I think the problem with the Hybrid local search is that i'm not getting a global maximum. I didn't find any other built in directives that would support NLP.
I think Excel Solver uses the GRG2 algorithm. Is there any way that I can reproduce the algorithm used by Excel solver in MSF?
For reference, here's the QP example that came with MSF with the changes that I've made preceded by the comment '// #######':
public string Solve()
{
/***************************
/*Construction of the model*
/***************************/
SolverContext context = SolverContext.GetContext();
//For repeating the solution with other minimum returns
context.ClearModel();
//Create an empty model from context
Model portfolio = context.CreateModel();
//Create a string set with stock names
Set setStocks = new Set(Domain.Any, "Stocks");
/****Decisions*****/
//Create decisions bound to the set. There will be as many decisions as there are values in the set
Decision allocations = new Decision(Domain.RealNonnegative, "Allocations", setStocks);
allocations.SetBinding(StocksHistory, "Allocation", "Stock");
portfolio.AddDecision(allocations);
/***Parameters***/
//Create parameters bound to Covariant matrix
Parameter pCovariants = new Parameter(Domain.Real, "Covariants", setStocks, setStocks);
pCovariants.SetBinding(Covariants, "Variance", "StockI", "StockJ");
//Create parameters bound to mean performance of the stocks over 12 month period
Parameter pMeans = new Parameter(Domain.Real, "Means", setStocks);
pMeans.SetBinding(StocksHistory, "Mean", "Stock");
portfolio.AddParameters(pCovariants, pMeans);
/***Constraints***/
//Portion of a stock should be between 0 and 1
portfolio.AddConstraint("portion", Model.ForEach(setStocks, stock => 0 <= allocations[stock] <= 1));
//Sum of all allocations should be equal to unity
portfolio.AddConstraint("SumPortions", Model.Sum(Model.ForEach(setStocks, stock => allocations[stock])) == 1);
/***Goals***/
portfolio.AddGoal("Variance", GoalKind.Maximize,
// ####### Include a inner product of the means and weights to form utility curve
Model.Sum
(
Model.ForEach
(
setStocks, x =>
Model.Product(
allocations[x],
pMeans[x])
)
)
-
// ####### Use square root of variance to get volatility instead.
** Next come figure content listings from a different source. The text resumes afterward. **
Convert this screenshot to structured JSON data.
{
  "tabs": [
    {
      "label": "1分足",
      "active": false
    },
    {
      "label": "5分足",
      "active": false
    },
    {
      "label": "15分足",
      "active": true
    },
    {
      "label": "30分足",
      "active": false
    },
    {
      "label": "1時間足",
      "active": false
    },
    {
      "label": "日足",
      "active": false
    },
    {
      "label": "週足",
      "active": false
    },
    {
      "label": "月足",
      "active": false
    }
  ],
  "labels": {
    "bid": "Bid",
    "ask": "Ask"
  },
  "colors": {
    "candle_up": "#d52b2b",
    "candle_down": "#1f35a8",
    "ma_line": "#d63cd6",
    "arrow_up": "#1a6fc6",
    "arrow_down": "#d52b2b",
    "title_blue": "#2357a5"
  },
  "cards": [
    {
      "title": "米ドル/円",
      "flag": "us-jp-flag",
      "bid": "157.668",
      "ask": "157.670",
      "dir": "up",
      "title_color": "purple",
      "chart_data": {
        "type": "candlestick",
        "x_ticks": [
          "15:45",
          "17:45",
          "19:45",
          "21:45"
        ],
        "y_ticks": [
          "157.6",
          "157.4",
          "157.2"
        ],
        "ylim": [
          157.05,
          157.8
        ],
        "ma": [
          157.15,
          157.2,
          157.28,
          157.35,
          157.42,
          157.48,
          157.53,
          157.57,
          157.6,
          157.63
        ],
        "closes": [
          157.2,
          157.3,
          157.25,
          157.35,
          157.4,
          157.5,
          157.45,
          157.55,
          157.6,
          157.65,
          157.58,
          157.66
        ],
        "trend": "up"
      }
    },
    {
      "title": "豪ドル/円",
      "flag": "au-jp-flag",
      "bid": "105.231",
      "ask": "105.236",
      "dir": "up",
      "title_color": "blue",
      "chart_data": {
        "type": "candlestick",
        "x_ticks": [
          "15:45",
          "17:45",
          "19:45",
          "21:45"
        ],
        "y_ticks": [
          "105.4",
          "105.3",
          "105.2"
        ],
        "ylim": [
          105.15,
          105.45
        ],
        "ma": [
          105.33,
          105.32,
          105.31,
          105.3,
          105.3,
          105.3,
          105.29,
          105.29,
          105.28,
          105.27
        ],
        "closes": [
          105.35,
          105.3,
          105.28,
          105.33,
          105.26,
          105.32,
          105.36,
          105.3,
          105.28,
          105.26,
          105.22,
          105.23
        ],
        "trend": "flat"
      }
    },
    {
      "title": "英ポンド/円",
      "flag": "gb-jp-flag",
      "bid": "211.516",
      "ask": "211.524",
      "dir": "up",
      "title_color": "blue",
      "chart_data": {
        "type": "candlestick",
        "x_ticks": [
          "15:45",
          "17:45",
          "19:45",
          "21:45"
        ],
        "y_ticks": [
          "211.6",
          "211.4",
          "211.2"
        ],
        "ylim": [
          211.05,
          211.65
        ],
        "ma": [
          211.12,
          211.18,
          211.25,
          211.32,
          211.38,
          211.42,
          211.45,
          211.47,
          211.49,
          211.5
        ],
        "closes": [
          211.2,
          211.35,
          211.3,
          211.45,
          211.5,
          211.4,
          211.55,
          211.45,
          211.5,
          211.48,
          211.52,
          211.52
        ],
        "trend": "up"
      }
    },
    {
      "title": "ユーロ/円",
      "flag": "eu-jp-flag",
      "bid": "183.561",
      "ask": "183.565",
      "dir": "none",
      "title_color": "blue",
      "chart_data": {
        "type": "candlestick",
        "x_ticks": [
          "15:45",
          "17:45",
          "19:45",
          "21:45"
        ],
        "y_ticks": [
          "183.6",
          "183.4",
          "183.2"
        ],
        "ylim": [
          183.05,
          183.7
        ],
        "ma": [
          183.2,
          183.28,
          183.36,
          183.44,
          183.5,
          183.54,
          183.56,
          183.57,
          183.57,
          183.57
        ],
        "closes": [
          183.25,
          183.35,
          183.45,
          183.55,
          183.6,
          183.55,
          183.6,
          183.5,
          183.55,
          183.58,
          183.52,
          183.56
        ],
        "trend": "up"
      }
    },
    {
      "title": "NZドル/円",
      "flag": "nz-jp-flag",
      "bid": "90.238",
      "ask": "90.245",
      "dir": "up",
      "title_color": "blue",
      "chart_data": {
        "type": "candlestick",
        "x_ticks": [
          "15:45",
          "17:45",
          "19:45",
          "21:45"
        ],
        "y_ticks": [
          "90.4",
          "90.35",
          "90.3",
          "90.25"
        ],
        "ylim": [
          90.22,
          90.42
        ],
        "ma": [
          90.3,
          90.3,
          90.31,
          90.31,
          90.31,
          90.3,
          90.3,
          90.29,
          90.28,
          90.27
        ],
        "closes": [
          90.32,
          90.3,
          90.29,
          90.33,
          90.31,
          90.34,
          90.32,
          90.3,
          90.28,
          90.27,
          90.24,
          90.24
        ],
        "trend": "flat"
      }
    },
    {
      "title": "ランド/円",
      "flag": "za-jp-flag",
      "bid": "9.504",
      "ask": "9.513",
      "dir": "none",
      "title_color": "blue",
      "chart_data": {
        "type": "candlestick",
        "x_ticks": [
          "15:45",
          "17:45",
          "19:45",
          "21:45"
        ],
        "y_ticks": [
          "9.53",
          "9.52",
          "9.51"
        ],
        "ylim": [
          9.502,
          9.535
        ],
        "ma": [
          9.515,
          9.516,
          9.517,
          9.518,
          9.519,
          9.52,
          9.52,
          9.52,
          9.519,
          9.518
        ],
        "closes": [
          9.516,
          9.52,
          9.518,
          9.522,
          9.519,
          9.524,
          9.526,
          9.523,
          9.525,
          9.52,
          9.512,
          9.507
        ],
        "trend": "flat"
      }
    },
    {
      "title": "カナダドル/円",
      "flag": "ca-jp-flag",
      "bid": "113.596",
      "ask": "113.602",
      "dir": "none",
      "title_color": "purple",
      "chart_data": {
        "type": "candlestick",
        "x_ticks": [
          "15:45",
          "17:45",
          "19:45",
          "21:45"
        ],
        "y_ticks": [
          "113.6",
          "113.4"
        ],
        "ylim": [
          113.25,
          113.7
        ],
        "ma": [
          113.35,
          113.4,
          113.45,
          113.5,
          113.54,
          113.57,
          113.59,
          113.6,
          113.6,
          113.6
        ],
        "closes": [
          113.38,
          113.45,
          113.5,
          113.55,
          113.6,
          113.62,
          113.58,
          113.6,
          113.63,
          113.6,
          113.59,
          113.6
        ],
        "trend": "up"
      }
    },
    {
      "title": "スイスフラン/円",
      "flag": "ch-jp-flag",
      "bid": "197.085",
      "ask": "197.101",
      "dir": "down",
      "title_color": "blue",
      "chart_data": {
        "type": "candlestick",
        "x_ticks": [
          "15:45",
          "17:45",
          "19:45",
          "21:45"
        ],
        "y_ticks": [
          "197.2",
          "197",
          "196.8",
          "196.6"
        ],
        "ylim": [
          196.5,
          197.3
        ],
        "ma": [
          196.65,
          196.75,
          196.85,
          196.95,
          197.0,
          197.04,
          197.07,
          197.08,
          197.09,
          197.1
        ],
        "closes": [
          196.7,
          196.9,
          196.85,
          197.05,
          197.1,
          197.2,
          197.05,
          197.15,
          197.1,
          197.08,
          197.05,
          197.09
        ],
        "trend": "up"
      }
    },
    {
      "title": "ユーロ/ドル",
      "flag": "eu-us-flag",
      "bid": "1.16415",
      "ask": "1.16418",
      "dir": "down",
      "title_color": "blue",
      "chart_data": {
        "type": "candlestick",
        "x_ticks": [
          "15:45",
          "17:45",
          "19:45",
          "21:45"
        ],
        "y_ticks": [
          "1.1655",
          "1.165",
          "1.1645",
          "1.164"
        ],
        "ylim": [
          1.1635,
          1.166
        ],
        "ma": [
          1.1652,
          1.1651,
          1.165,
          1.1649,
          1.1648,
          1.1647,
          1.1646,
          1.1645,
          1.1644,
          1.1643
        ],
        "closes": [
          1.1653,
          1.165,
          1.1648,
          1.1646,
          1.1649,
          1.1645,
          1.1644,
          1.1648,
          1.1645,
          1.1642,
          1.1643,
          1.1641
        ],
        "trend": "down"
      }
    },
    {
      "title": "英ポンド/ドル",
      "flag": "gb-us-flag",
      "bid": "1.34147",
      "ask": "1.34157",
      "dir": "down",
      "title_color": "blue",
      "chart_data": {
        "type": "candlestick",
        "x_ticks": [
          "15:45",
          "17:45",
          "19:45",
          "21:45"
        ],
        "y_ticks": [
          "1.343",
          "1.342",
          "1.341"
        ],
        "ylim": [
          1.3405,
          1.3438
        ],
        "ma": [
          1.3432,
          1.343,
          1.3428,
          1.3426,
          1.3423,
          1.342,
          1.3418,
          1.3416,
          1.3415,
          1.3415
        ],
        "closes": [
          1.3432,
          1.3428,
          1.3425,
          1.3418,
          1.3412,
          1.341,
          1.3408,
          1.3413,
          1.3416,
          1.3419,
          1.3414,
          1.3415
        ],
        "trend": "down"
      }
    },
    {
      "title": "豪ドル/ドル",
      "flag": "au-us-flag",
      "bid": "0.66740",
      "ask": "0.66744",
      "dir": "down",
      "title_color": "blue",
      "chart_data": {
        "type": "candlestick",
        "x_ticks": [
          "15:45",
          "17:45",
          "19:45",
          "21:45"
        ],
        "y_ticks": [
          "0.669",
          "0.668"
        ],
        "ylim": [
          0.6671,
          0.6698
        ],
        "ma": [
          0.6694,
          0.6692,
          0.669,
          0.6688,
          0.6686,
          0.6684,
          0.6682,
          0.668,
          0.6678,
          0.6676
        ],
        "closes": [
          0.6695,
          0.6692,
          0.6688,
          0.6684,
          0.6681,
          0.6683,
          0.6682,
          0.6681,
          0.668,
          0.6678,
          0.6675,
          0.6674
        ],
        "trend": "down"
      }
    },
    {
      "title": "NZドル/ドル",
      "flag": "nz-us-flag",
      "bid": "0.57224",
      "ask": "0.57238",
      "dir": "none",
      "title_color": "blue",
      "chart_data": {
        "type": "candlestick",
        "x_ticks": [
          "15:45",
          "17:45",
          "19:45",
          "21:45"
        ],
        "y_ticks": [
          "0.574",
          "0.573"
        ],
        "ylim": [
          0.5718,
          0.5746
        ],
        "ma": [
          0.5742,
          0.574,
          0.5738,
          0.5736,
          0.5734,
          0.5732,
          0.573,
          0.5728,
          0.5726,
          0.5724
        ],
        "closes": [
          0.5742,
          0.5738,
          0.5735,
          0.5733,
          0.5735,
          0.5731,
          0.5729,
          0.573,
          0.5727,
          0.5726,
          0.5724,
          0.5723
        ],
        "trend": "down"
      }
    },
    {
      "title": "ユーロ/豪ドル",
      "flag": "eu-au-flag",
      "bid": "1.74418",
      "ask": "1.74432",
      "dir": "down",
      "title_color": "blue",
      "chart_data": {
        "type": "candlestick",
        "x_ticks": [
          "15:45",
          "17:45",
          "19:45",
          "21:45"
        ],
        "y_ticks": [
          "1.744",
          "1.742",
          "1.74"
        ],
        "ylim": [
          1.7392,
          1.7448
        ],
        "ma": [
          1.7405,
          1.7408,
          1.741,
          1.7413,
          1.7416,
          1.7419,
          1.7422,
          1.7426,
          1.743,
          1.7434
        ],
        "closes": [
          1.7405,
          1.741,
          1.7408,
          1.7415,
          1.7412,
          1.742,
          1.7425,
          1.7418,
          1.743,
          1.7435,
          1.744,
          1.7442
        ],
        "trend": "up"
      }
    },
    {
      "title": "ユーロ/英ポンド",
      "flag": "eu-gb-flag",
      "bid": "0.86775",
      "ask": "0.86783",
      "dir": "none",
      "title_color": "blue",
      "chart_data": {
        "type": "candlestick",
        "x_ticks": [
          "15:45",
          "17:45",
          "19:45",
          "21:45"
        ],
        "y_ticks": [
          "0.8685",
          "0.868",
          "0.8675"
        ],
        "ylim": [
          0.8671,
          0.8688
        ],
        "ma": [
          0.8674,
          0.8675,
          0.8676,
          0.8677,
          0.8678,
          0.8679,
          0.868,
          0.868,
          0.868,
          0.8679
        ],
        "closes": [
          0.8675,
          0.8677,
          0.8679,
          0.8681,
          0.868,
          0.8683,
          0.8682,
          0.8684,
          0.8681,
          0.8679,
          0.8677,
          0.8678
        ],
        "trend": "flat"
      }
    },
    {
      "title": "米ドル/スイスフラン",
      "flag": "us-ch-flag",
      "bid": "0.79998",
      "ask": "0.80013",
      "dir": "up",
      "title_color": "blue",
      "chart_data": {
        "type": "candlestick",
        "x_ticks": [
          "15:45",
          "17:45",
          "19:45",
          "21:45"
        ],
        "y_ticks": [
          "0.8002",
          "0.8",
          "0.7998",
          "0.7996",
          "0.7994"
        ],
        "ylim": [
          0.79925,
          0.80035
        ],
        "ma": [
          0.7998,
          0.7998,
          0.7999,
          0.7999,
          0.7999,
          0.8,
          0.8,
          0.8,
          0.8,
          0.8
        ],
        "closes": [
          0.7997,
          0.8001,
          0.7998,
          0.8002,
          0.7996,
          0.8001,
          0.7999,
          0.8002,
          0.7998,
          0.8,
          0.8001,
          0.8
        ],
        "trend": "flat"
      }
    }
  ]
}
This makes the problem non-linear
Model.Sqrt(
Model.Sum
(
Model.ForEach
(
setStocks, stockI =>
Model.ForEach
(
setStocks, stockJ =>
Model.Product(pCovariants[stockI, stockJ], allocations[stockI], allocations[stockJ])
)
)
)
)
);
// ####### remove event handler
/*******************
/*Solve the model *
/*******************/
// ####### Use an NLP algorithm directive
Solution solution = context.Solve(new HybridLocalSearchDirective());
// ####### remove conditions on propagate
context.PropagateDecisions();
// ####### Remove save. Can't save an NLP Model
Report report = solution.GetReport();
return report.ToString();
}